Девушка не испугалась, она быстро опустила руку в висящую у бедра сумочку.
– Чик-чирик, – повторил он, сладко улыбнулся и рухнул навзничь.
Сзади стоял мусорщик и тер кулак. Подросток поднялся на четвереньки и, не рискуя быть снова опрокинутым, по-крабьи отполз в сторону.
– Шпана, – сокрушенно констатировал мусорщик. – Катер к вашим услугам, мадемуазель!
У причала стоял старый уазик, в просторечии называемый «козлом».
– Убью, сука! Встречу – зарежу, так и знай! – орал с безопасного расстояния подросток.
– Самое печальное, что он совершенно искренен, – сказал мусорщик, помогая девушке спуститься с причала по обледеневшему трапу.
– Ужасный век, жестокие сердца! – подтвердила девушка.
Она, подобрав длинную шубу, уже собиралась сесть в машину, когда рядом шлепнулся кусок льда, брызнув ей в лицо острыми осколками. Она не вытерпела и, забыв светские манеры, заорала:
– Ты, говнюк, онанист золотушный, сейчас догоню – ноздри вырву!
– Эх, крепка еще революционная косточка! – удовлетворенно крякнул мусорщик, заводя мотор и с интересом наблюдая за девушкой.
– Молчи, лярва болотная! – орал подросток.
– Заткни скважину, жгут прыщавый! – отвечала девушка.
– Соотечественники! – воззвал мусорщик. – Обратите внимание, какой вечер! Звезды и поэзия!
– Гондон штопаный! – крикнула последний раз девушка, глянула на мусорщика, осеклась и смирно села рядом, поджав губы.
«Козлик», светя фарами, отъехал от причала и помчался по реке.
За поворотом стояли вмерзшие в лед корабли. Крайний, белоснежный красавец, был увешан гирляндами разноцветных фонарей и напоминал новогоднюю елку. Из открытых иллюминаторов лилась музыка. У трапа стоял серебристый «линкольн» и еще несколько сияющих иномарок. Мусорщик остановил свой потрепанный отечественный джип рядом.
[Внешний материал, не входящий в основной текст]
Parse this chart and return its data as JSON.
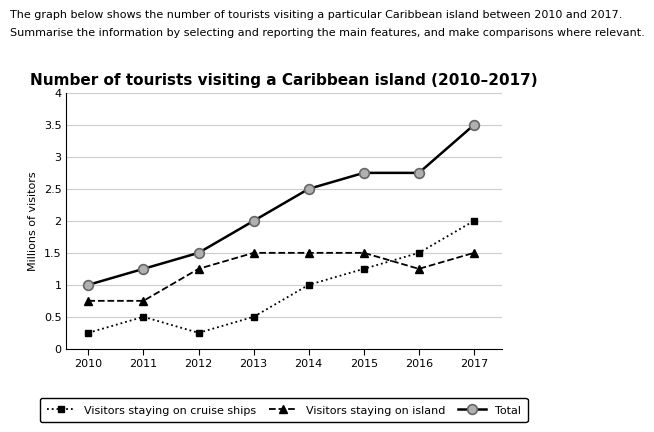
{
  "title": "Number of tourists visiting a Caribbean island (2010–2017)",
  "header_line1": "The graph below shows the number of tourists visiting a particular Caribbean island between 2010 and 2017.",
  "header_line2": "Summarise the information by selecting and reporting the main features, and make comparisons where relevant.",
  "ylabel": "Millions of visitors",
  "years": [
    2010,
    2011,
    2012,
    2013,
    2014,
    2015,
    2016,
    2017
  ],
  "cruise_ships": [
    0.25,
    0.5,
    0.25,
    0.5,
    1.0,
    1.25,
    1.5,
    2.0
  ],
  "on_island": [
    0.75,
    0.75,
    1.25,
    1.5,
    1.5,
    1.5,
    1.25,
    1.5
  ],
  "total": [
    1.0,
    1.25,
    1.5,
    2.0,
    2.5,
    2.75,
    2.75,
    3.5
  ],
  "ylim": [
    0,
    4
  ],
  "yticks": [
    0,
    0.5,
    1.0,
    1.5,
    2.0,
    2.5,
    3.0,
    3.5,
    4.0
  ],
  "grid_color": "#cccccc",
  "title_fontsize": 11,
  "tick_fontsize": 8,
  "ylabel_fontsize": 8,
  "header_fontsize": 8,
  "legend_fontsize": 8
}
– «Настоящий», – прочитала девушка на борту корабля. – Это название?
– Разве плохое?
– Настоящее, – согласилась девушка.
Мусорщик постучал кулаком в борт:
– Есть кто живой? – и, не дожидаясь ответа, стал подниматься с девушкой по трапу.
Наверху их молча встретили двое одинаковых молодых людей, затянутых по горло в одинаковые черные пальто.
– О-о! Какие люди! – раздвинув охрану, появился пожилой толстый господин. – Неожиданно, но приятно. Что же не предупредили? Петр Иванович беспокоился, даже сердился. Мы могли бы встретить. Такое торжество, полный бомонд!
– А где хозяин? – оборвал поток слов мусорщик.
– Рыболовствует, – ответил говорливый господин и жестом пригласил следовать за ним.
Они вошли в залитый светом салон. Торжество, видимо, началось давно, и бомонд был изрядно пьян. Между отяжелевшими гостями сновала вышколенная прислуга.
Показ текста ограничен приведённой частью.